Two weeks ago – a week after I last spoke to him – he got the bad news (compared to all he’s gotten to date): the latest PET scan showed the cancer had spread: to his lungs, liver and brain.

I imagine this affects my father greatly: J is his childhood friend, who later went on to marry my father’s sister. They have travelled together and are as close to each other as my father's brothers are to him. As recently as 3 weeks ago, Uncle J had been helping my father with some light plumbing work. For nearly 60 years, my parents, my aunt and uncle, and three other couples have met monthly (without fail!) to recite the Rosary together. Still, my father will say what a shame it is, but he knows there’s not much more to be said.

I got into to Queens on Palm Sunday; with Easter coming, I had planned on visiting my folks (whom we don’t get to see nearly as often as either of us would prefer), but of course made a special trip to my uncle’s home. His living room is now where he’s limited to: hospice care has provided him a bed, since he’s no longer stable on the stairs. His hearty voice is all but gone, and he looks uncharacteristically frail. Our visit is short, but his spirit is bright; he even managed one of his trademark laughs. He tells me he knows he’s in a win-win situation: every day he wakes up and spends it with my Aunt, and the one day he doesn’t he knows he’ll be in an even better place. How can anyone argue with that view of life?

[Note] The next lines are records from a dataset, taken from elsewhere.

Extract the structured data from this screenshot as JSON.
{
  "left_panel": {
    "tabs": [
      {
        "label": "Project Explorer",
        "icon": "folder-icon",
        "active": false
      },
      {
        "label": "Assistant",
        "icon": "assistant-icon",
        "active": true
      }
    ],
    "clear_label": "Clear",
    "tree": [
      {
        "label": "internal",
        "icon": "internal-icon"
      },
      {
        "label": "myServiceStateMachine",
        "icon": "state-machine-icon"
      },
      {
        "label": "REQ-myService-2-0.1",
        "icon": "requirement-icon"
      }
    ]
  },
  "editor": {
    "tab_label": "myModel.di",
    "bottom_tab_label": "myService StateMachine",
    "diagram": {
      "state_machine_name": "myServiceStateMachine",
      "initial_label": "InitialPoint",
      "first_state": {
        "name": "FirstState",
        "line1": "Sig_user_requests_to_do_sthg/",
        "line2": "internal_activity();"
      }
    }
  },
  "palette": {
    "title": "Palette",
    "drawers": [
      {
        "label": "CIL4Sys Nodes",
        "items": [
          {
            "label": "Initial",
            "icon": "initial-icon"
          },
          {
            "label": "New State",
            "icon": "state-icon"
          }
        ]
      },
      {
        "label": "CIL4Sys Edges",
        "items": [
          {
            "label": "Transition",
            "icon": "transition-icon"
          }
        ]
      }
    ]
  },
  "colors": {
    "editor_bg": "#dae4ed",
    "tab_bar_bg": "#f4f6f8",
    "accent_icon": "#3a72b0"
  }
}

As we go to leave, he pulls me close and says he needs a little more PC support, and of course I tell him “name it!” He says he needs me to login to his PC and clear all the set passwords; he doesn’t want my Aunt to have to bother with any of them once he’s gone. I’m taken aback at how calm he is, but also how direct he is at what must be so important to him.

I promised him I would take care of it, and of all of her PC needs. He’s relieved: he tells me that’s one less worry he has.